If you want more details on install testing, I wrote an article on installs for Better Software recently, you can find it here. It’s called Navigating the Install.

A second point – when you’re trying to isolate factors, consider the environment. An investigation in this direction has often resolved the “it works on my machine” syndrome. I’ve used tracking tools to see what a developer has loaded on their workstation versus my test PC. On my cleanest personal laptop, I keep a running notepad file with the date and what I’ve installed so at least I can backtrack and possibly determine if a recent install is a culprit. It’s a minor chore and I think worth it. I track toolbar and browser add-in’s too because anything dropped on a PC counts.

21,000 files huh?
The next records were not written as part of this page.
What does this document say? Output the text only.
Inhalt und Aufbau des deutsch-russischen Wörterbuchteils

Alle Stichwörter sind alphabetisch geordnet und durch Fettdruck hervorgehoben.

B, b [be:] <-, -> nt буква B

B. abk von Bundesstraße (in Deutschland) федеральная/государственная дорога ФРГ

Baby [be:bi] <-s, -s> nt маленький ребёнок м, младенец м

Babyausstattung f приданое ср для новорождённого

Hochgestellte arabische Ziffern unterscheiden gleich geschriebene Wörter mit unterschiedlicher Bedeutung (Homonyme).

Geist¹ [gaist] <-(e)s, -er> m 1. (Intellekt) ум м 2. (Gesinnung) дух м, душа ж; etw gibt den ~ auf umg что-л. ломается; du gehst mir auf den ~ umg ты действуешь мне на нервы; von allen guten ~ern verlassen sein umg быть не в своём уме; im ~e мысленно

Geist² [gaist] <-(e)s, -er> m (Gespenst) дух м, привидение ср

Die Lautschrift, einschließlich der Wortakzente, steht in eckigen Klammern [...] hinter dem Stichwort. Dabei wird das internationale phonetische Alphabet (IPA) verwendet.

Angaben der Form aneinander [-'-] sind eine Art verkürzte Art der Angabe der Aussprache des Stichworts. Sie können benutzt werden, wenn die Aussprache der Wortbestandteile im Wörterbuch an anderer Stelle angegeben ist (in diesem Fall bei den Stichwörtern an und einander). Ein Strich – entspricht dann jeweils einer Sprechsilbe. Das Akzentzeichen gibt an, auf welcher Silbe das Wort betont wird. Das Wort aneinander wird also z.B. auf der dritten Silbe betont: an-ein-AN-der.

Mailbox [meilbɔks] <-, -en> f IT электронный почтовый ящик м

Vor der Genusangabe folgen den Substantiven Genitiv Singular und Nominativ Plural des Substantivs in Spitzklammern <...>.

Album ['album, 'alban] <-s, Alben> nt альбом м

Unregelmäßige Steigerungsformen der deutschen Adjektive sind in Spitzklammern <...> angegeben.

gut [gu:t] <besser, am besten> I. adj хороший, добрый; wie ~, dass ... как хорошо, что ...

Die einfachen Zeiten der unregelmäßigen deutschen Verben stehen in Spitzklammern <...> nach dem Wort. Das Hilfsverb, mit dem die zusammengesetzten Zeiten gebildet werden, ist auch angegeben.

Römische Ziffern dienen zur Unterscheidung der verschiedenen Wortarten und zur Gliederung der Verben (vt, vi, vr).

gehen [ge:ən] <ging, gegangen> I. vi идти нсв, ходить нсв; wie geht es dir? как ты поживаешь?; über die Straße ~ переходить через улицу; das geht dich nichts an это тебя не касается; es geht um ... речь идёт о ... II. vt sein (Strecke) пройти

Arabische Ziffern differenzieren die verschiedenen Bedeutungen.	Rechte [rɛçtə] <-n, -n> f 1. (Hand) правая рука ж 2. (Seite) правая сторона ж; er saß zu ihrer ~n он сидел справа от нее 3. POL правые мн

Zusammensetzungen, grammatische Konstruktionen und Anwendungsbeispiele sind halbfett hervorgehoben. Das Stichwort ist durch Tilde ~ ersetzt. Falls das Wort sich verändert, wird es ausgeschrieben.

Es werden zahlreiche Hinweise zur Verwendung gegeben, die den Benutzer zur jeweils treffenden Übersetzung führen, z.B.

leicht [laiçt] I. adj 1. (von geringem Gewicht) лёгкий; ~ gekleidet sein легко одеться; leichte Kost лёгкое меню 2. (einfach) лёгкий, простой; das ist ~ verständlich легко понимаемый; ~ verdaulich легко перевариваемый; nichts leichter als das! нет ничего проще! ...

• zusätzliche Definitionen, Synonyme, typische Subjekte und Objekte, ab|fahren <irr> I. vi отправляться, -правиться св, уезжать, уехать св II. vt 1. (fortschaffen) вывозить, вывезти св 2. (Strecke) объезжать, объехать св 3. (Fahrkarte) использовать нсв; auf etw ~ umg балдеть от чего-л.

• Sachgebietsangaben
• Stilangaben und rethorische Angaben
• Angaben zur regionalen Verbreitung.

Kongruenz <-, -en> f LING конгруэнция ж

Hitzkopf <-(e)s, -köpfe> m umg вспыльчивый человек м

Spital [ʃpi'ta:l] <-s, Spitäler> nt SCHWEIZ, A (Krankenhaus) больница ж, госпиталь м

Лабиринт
Mmm.

Comments

It never ceases to amaze me how similar experiences can lead different people to near opposite "reflexes" (my brother and I are great examples of this that I won't get into).
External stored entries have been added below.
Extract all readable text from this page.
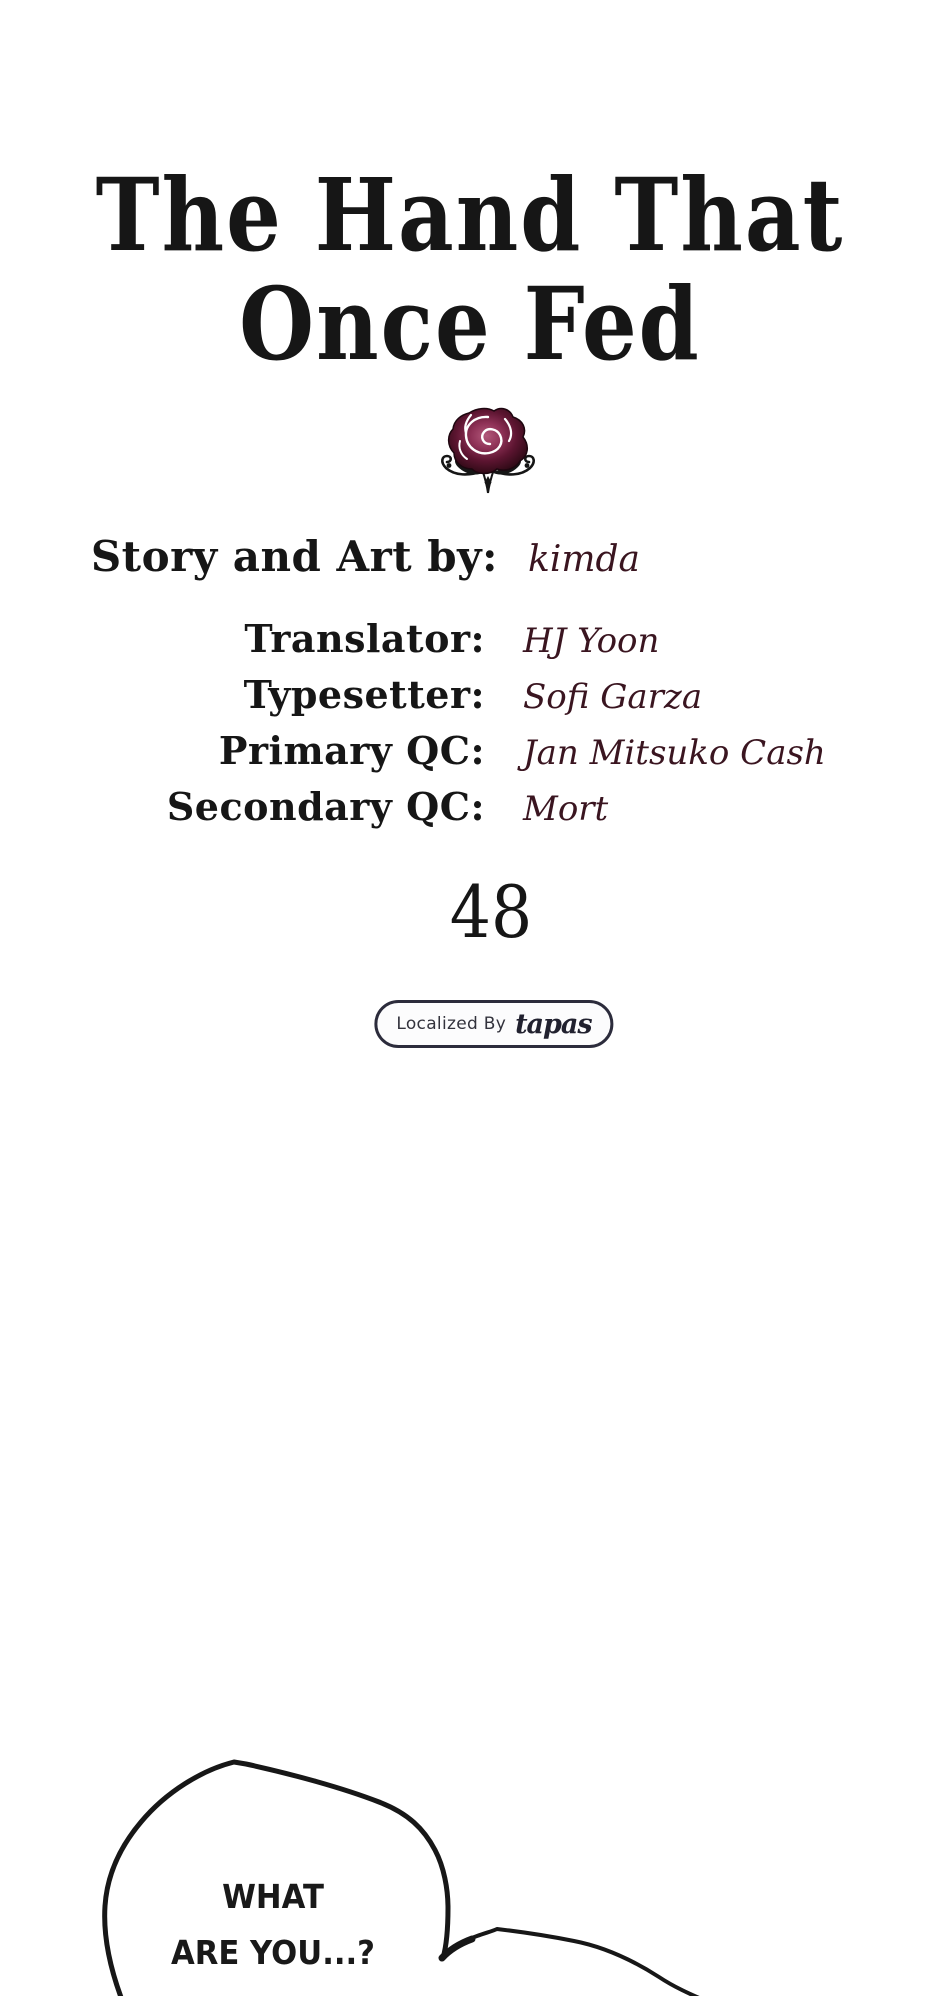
The Hand That
Once Fed
Story and Art by: kimda
Translator:	HJ Yoon
Typesetter:	Sofi Garza
Primary QC:	Jan Mitsuko Cash
Secondary QC:	Mort
48
Localized By tapas
WHAT
ARE YOU...?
Installing software screws stuff up *all the time*. Which is why I'm constantly downloading utilities, opensource software, crap that's likely to be a virus but looks interesting, why I don't frequently leave running virus scanners, malware detectors, spyware killers, etc. My thought process being "There is exactly one state I'm sure that no user's machine will be in (at least for long)... Clean. If I treat the test machine like a user is likely to treat their machine and the software *still* works, it's probably pretty stable."

This also comes from "Since I can't prove that the software will ever actually work, I might as well spend my time demonstrating complex cases where it does (or doesn't) work".

Your reflex makes *at least* as much sense as mine. I can almost never figure out *what* the problem is on my "anti-clean" test machines, but sure do find some cool bugs, high priority bugs that wouldn't have been found otherwise!

This is probably not a question of either/or, it's probably a good case for a team of testers who are not carbon copies of one another and having multiple test environments!

--
Scott Barber
Chief Technologist, PerfTestPlus
Vice President & Executive Director, Association for Software Testing
sbarber@perftestplus.com

Scott,

I should point out that I don't just work on pristine environments. When I'm testing an install, then I test with clean so I can be sure when we ship a product what happens with the install on a specific environment. But I also test with what I refer to as "dirty" environments because dirty is more realistic. More and more people have no idea what's on their PCs between plug-ins, downloads, etc. And this is where the other utilities become so valuable - tools like dependency walker are great ... see Adam's comment on my post re: seeking a tool.

As for virus scannning - I keep a fairly tight eye on my machines. It's not uncommon for me to kick off full scans before I sleep. I also run automatic detections on my network that kick off every hour. I regularly scan all flash drives and my external drives too. I think paranoid is a good thing.